Potential Therapeutic Advantages of B7-H3-Targeted ADCs

⭐ Compared with conventional chemotherapy or naked monoclonal antibodies:

● Precision drug delivery reduces systemic toxicity

● Improved efficacy against heterogeneous tumors

● Potential for combination with immunotherapy

● Possibility of overcoming certain resistance mechanisms

Moreover, B7-H3 expression in tumor vasculature and cancer stem-like cells suggests that B7-H3-targeted ADCs may provide multi-layered antitumor activity.

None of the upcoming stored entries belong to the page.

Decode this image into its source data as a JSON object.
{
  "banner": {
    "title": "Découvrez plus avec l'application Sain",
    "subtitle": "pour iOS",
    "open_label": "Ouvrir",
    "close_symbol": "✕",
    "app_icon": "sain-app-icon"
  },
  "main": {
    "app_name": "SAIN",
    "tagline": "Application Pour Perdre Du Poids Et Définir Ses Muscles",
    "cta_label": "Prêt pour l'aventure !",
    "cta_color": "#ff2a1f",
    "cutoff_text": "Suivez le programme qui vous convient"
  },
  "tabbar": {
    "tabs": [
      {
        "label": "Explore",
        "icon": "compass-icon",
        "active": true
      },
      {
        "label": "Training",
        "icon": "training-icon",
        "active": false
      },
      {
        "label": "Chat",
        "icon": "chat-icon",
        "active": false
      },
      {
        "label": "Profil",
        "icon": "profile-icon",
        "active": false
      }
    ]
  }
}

Clinical Development and Future Trends

Multiple B7-H3 ADC candidates are currently under clinical investigation worldwide, with indications including:

● Small cell lung cancer

● Neuroblastoma

● Prostate cancer

● Triple-negative breast cancer

Future development directions include:

⭐ Bispecific ADC designs

⭐ Tunable and next-generation linker technologies

⭐ Treatment strategies for low-expression patient populations

⭐ Combination approaches with PD-1/PD-L1 immunotherapies

As precision oncology continues to evolve, deeper insights into the mechanism of B7-H3-targeted ADCs are expected to drive the development of next-generation anticancer treatment paradigms.

Conclusion

Overall, B7-H3 represents a novel dual-function target involved in both immune regulation and tumor progression, offering an ideal platform for ADC-based therapies. Through mechanisms such as selective target recognition, intracellular payload release, and the bystander effect, B7-H3-targeted ADCs are emerging as an important innovation in solid tumor treatment. With ongoing clinical validation and advances in molecular engineering, this strategy holds strong potential to further improve patient outcomes and advance the era of precision oncology.